The elderly retainer tapped on the door of the sitting room, entered and announced the prince. On hearing Boris speak, the veiled figure standing by the window turned at once and held out a hand. The prince’s response was to offer a somewhat agitated apology for being so inadequately dressed, only for it to dawn on him that he might well not be the first, let alone the only man to wear a dressing-gown in her sitting room. He k
issed her hand while making every effort to hide what he was holding in his other hand and began to explain his reasons for wanting to see her. She laughed quietly.
‘Prince Dmitry! Really! A Russian prince should never apologise for wearing a dressing-gown. Russian princes can always claim the privilege of dressing exactly as they please. And you are as smartly dressed as any! There is no need for an apology!’ She dismissed Boris with a single wrist movement. ‘I was admiring the view. It is a beautiful evening, isn’t it?’
Standing as she had been by the closed window, one elbow resting on the back of one of her rickety gilded armchairs, she had been watching approximately the same view as he had been seeing from his bedroom, only from a higher elevation. The same sky, the meringue-shaped clouds, now seemingly no longer perilous for mortal man but white items tinted a deeper shade of pink that were like hands offering a blessing to a view of terraces and formal hedges reaching down toward the tree-lined riverbank and the distant silhouette of the battlements of the ruined castle on the other side of the valley.
The evening light was of course less intense, certainly far less intense than the bright sunlight of the morning’s visit, but it had a faintly luminescent brilliance that made her veil almost transparent.
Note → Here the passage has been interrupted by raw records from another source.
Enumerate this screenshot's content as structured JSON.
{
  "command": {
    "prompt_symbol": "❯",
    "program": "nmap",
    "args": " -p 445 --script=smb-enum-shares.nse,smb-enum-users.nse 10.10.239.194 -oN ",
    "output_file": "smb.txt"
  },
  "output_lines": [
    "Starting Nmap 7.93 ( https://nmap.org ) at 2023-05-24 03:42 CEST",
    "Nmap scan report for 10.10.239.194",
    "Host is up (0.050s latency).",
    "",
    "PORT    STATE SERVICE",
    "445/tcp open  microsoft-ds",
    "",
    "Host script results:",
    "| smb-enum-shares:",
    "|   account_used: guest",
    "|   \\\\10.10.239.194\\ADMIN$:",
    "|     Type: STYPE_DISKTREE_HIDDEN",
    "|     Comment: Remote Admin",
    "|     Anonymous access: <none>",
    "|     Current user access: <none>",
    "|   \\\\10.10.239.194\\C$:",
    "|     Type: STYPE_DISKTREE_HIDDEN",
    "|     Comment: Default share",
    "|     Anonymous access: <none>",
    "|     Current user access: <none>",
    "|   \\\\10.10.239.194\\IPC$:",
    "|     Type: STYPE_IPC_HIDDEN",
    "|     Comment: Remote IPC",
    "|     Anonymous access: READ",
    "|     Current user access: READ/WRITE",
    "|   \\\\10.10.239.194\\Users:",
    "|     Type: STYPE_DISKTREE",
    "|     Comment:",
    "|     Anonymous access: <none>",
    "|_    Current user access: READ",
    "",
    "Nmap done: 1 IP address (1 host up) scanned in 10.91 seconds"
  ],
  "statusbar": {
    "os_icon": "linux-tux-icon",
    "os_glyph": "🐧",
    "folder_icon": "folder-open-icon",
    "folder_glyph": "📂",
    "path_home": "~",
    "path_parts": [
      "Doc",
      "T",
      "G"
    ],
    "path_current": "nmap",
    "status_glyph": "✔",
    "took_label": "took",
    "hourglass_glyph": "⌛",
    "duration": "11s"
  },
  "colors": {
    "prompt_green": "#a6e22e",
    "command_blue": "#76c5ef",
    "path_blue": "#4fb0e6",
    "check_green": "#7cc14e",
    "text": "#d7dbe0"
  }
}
So apparently thick when the prince had first seen it, there was now a fleeting instant when he felt sure he could see her features behind it, especially her eyes. The instant was only fleeting, but he caught a glimpse of her beauty, he thought, purified, it seemed, by age and ennobled by an ascetic suffering that left him feeling he was a voyeur and should be ashamed. She may have noticed this because her attitude changed. She turned back to look out of the window, no longer laughing but giving a deep and typically Russian sigh.
‘Toska-a-a!’
The word was uttered dreamily. How often had he heard that word spoken by expatriates! Toska-a-a! The glimpse of an arc of sky, a leaf on a tree, a line of cloud and one is lost in heart-stopping nostalgia and yearning!